Judging by the look in her eye, and the expectancy in the air, he suspected it was going to be sooner.

He waited for a mental voice to tell him no, waited for his feet to instinctively turn toward the door. Waited to hear from the nice-guy voice of reason who’d been whispering in his ear for weeks.

That voice had been growing weaker as each day passed. He’d been listening to her from the other side of the duplex, seeing her shining, dark hair as she left in the morning, hearing her off-key singing as she showered. Every day another chunk had disappeared out of the wall of willpower he’d tried to erect between them. And after yesterday, it had come down like the last remnants of the Berlin Wall.

Sure he’d had good intentions, but all the good intentions in the world couldn’t stop what was happening between them.
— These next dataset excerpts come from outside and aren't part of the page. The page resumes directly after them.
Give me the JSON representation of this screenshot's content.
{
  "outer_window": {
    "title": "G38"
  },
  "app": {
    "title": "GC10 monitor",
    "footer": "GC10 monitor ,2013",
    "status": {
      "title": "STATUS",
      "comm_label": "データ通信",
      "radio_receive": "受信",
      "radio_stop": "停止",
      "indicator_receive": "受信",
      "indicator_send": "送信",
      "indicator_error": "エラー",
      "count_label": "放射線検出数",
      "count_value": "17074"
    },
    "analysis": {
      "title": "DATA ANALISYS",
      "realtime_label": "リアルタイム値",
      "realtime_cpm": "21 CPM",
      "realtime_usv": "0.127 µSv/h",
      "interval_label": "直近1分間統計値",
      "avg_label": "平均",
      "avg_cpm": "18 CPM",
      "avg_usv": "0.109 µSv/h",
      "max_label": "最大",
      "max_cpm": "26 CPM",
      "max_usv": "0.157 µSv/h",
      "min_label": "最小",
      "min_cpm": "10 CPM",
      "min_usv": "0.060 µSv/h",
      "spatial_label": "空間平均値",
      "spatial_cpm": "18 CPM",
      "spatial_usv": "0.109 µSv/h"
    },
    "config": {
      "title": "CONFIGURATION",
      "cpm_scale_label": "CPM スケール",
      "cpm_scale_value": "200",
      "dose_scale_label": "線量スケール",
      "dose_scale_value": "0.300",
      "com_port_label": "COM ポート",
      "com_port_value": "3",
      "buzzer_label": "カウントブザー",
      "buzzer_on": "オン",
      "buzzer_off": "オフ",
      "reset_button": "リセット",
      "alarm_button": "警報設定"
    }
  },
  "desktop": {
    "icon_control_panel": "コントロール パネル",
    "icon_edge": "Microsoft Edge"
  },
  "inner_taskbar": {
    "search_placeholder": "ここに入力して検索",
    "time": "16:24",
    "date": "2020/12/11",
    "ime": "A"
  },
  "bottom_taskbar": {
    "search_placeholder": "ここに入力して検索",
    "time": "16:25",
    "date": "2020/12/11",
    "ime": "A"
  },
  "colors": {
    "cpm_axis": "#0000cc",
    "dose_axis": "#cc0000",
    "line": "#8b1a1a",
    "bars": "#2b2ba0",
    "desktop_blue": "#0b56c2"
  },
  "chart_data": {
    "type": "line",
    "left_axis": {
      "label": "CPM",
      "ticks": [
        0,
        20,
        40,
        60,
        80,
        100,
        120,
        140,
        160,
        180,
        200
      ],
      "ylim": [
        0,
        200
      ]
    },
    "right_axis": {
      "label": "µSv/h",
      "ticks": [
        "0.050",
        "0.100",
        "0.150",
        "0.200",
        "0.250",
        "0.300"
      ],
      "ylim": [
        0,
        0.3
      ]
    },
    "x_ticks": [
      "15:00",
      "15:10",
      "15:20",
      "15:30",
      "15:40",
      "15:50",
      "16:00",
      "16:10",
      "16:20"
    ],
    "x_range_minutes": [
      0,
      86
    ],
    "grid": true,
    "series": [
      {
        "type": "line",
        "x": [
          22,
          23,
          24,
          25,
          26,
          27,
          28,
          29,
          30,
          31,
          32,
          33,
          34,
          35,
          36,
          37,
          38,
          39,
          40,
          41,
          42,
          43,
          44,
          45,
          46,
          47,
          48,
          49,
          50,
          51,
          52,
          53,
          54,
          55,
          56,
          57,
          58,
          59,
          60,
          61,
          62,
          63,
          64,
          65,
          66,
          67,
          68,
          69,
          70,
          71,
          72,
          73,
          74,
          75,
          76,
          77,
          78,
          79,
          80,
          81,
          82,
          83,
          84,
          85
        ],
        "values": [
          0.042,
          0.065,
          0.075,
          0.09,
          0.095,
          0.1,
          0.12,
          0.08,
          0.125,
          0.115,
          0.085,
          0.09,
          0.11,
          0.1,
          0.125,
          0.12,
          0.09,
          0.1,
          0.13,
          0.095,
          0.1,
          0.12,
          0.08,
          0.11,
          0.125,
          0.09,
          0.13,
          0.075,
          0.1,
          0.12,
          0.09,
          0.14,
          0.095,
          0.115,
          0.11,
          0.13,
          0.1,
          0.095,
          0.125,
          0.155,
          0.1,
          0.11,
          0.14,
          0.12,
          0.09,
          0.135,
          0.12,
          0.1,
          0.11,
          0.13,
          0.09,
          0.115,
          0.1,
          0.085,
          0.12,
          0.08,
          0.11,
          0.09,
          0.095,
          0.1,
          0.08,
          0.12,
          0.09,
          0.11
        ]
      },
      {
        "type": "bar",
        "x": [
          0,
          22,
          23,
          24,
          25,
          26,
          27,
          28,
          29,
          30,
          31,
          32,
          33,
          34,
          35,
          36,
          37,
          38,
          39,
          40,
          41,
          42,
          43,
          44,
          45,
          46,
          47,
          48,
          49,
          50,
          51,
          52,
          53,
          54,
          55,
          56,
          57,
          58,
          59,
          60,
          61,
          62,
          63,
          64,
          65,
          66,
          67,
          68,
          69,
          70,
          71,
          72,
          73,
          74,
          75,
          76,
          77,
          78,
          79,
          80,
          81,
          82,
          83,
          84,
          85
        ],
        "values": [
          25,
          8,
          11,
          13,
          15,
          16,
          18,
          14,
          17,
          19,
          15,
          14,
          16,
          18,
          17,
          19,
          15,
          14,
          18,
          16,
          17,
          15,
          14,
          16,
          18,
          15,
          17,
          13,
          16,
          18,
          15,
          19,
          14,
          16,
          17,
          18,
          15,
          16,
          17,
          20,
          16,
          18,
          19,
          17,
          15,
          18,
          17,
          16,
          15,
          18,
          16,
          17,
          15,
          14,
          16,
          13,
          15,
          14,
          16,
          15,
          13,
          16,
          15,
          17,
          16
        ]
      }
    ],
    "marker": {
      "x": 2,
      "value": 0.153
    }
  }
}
No more than a surfer could stop a wave on which he was riding.

Sometimes he had to ride it out to see where it took him.

“So are you going to tell me what’s wrong? Is your cousin in some kind of trouble or not?”

“Jack, let it go, okay?”

He didn’t press her on the Cassie issue, sensing she wouldn’t tell him what was going on, anyway. “So, back to your shop and your revenge plan. Anything else on the agenda?”

“No, I think I’ve summed it up.”

“Not much revenge there. I mean, you’re not having the population paint every building red?”

She chuckled. “You rented
High Plains Drifter
.”

He nodded.

“Okay, so it’s not the greatest revenge.” Her smile was mischievous and it made her brown eyes sparkle. “Must be that rotten sweetness everybody says is somewhere inside me. I’m great at fantasizing, just not so great at execution.”

Hearing her laugh at herself, Jack found her as captivating as she’d been the day they’d met. As if here, in a shop like the one she owned in Chicago, she was free to be herself. She’d let the negative elements of Pleasantville—her hurts, her misgivings, her sarcasm—disappear.

He found himself doing the same. As if nothing outside the building mattered. They could have been meeting for the first time in Chicago, as far as he was concerned.

She sighed. “Our plan seemed a lot more dramatic and outrageous when we fantasized about it as teenagers.”

“You fantasized about opening a sex shop in Pleasantville?”

“Yep, we even wrote it down in our diaries on prom night.”

His smile faded. “I heard about your prom night.”

“It’s fine. Water under the bridge,” she insisted. But she wouldn’t meet his eye.

“Should I even ask who else was on that revenge list you made that night?”

She pursed her lips. “No, you probably shouldn’t.”

As he’d thought—his own sister had probably been a pretty large target. Not to mention Darren.

“So, can I assume this shop will satisfy your need for revenge? I mean, I don’t have to worry bodies are going to start flying out the upstairs windows over the Tea Room, right?”

She sidestepped the question. “Oh, look, the store’s not even revenge at all. It’s more…I don’t know…like the old song. They talked about us throughout our childhoods, well, now we’ll
really
give them something to talk about! And they’ll never forget the Tremaines.”

“What if you fail to fail?”

“Excuse me?”

“You know, what if the store’s a big fat success? What then?”

Her laughter echoed in the small alcove. “Not a chance. That’ll never happen.”

“You never know. Your store is a big hit in Chicago.”

“This is
so
not Chicago.” She bent, opening a box at her feet. “Can you see Mrs. McIntyre buying one of these?”

She pulled out what looked like a foot-long hot dog. Then he realized it was a dildo. “Now, there’s something you don’t see every day in Pleasantville,” he mused out loud, not at all shocked, as she’d obviously intended.

“Gee, ya think?” She giggled like a kid as she grabbed something else out of the box. “I’m thinking of these in the display case right by the cash register.”